ATTRwt CA is associated with a specific frailty phenotype. Patients with ATTRwt CA should be screened for frailty and managed collaboratively by cardiologists and geriatricians, with a view to improving quality of life.
野生型转甲状腺素蛋白心脏淀粉样变性(ATTRwt CA)是老年人中常见的、诊断不足的心力衰竭(HF)病因。心脏外淀粉样蛋白浸润可能是导致特定虚弱表型的原因。本研究旨在比较伴有或不伴有ATTRwt CA的HF患者中虚弱参数的患病率和特征。
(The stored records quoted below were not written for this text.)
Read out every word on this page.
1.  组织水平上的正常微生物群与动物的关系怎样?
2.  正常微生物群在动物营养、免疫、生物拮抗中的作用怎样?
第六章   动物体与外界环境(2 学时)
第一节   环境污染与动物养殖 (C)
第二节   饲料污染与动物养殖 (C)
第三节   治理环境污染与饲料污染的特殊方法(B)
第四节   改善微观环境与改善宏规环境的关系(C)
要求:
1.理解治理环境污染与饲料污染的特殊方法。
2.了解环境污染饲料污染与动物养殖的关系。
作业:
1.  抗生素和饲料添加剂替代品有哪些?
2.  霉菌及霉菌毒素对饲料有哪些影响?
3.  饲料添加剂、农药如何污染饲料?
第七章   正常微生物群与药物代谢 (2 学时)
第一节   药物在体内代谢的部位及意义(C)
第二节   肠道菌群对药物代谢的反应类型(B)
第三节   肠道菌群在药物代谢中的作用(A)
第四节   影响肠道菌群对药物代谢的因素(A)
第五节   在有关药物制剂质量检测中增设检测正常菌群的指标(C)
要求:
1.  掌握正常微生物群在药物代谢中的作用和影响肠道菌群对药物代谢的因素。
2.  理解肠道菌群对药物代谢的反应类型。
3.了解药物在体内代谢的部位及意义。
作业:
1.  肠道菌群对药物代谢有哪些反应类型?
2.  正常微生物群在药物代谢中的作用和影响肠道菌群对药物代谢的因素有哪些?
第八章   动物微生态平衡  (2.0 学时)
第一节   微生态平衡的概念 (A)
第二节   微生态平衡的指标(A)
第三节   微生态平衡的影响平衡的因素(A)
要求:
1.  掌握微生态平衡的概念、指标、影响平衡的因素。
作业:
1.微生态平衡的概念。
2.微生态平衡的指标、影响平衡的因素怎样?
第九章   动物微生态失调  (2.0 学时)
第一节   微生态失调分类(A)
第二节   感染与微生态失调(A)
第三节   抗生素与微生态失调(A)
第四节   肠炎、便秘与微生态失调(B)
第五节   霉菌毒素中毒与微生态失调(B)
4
在一项比较性横断面研究中,我们前瞻性纳入了2018年4月至2021年4月期间连续的伴有或不伴有ATTRwt CA的HF患者(分别为HF + ATTRwt+组和HF + ATTRwt-组)。使用逻辑回归模型,以多维老年工具评估的虚弱情况来比较两组。
我们纳入了123例患者(68例HF + ATTRwt+患者和55例HF + ATTRwt-患者)。平均年龄为80.9(标准差6.3)岁,87%为男性,34%有左心室收缩功能障碍,34%为纽约心脏协会(NYHA)III级。相对于HF + ATTRwt-组,HF + ATTRwt+组患者更有可能出现消瘦[比值比 = 2.9(95%置信区间,1.1至1.7),P = 0.03]、平衡障碍[1.8(1.1至2.8),P = 0.02]、记忆问题[2.5,(1.0至5.9),P = 0.05]和膀胱过度活动症[1.5(1.1至2.2),P = 0.03],与年龄、性别、NYHA分级和糖尿病状态无关。HF + ATTRwt+组中非常虚弱患者的比例高于HF + ATTRwt-组(尽管不显著)[比值比2.4(0.9至6.9),P = 0.10]。
ATTRwt CA与特定的虚弱表型相关。应筛查患有ATTRwt CA的患者是否存在虚弱,并由心脏病专家和老年病专家共同管理,以改善生活质量。